The unimproved prediction power of multiple VF features may be due to the limited information obtained from ECG signals and indicates that various single VF features, such as MS and AMSA, already reached the maximum prediction power extractable from VF ECGs. Besides ECG waveform characteristics, outcome of defibrillation is related to other factors of patients, such as drug treatments, comorbidities, and Emergency Medical Systems (EMS) arrival time. Additional clinically relevant attributes, independent from ECG waveform metrics, such as end-tidal carbon dioxide, blood pressure, blood oxygen saturation and compression depths, might be considered to further improve prediction power [22]. From another point of view, the longitudinal ECG data often has repeated defibrillations on each patient. The treatment effects and relative changes of a certain predictive feature may enhance the prediction performance in some degree.
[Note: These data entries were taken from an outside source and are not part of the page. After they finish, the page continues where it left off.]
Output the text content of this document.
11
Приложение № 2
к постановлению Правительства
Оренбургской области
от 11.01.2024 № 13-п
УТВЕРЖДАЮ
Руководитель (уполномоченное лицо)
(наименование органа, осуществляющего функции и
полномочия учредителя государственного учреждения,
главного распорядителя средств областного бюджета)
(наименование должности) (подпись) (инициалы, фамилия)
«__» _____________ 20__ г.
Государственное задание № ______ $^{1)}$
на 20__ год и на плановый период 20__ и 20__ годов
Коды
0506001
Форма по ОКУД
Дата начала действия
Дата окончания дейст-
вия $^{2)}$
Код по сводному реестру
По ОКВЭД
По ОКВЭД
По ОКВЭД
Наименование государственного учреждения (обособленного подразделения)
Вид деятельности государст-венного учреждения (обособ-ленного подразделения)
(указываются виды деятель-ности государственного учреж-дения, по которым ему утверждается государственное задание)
We recognized that several limitations need to be considered in the study. First, this was a retrospective study on prospectively collected data. Sixteen predictive features were calculated only during the predefibrillation hands-off time and not in real time during chest compression. Second, the successful defibrillation was defined as sustained ROSC, but long-term survival was not considered. Peri-arrest factors such as age, sex, presenting rhythm, EMS arrival time, drug treatments, comorbidities, were not analyzed in this study. Third, further studies including independent ECG waveform metrics should to be tested in future prospective evaluations.

Conclusions

In this large population of OHCA patients, amplitude-related features such as MS, AMSA and MdS, achieved better prediction power of defibrillation outcome than other features. Combining multiple electrical features did not further improve prediction performance in comparison to the single features.

Key messages

  • The electrical features obtained from ECG waveform are promising in prediction of defibrillation outcome. However, most of these features are highly correlated with each other.

  • The amplitude related features achieve better defibrillation outcome prediction capability than other features.

  • Combinations of multiple electrical features using machine learning strategies does not further improve prediction performance.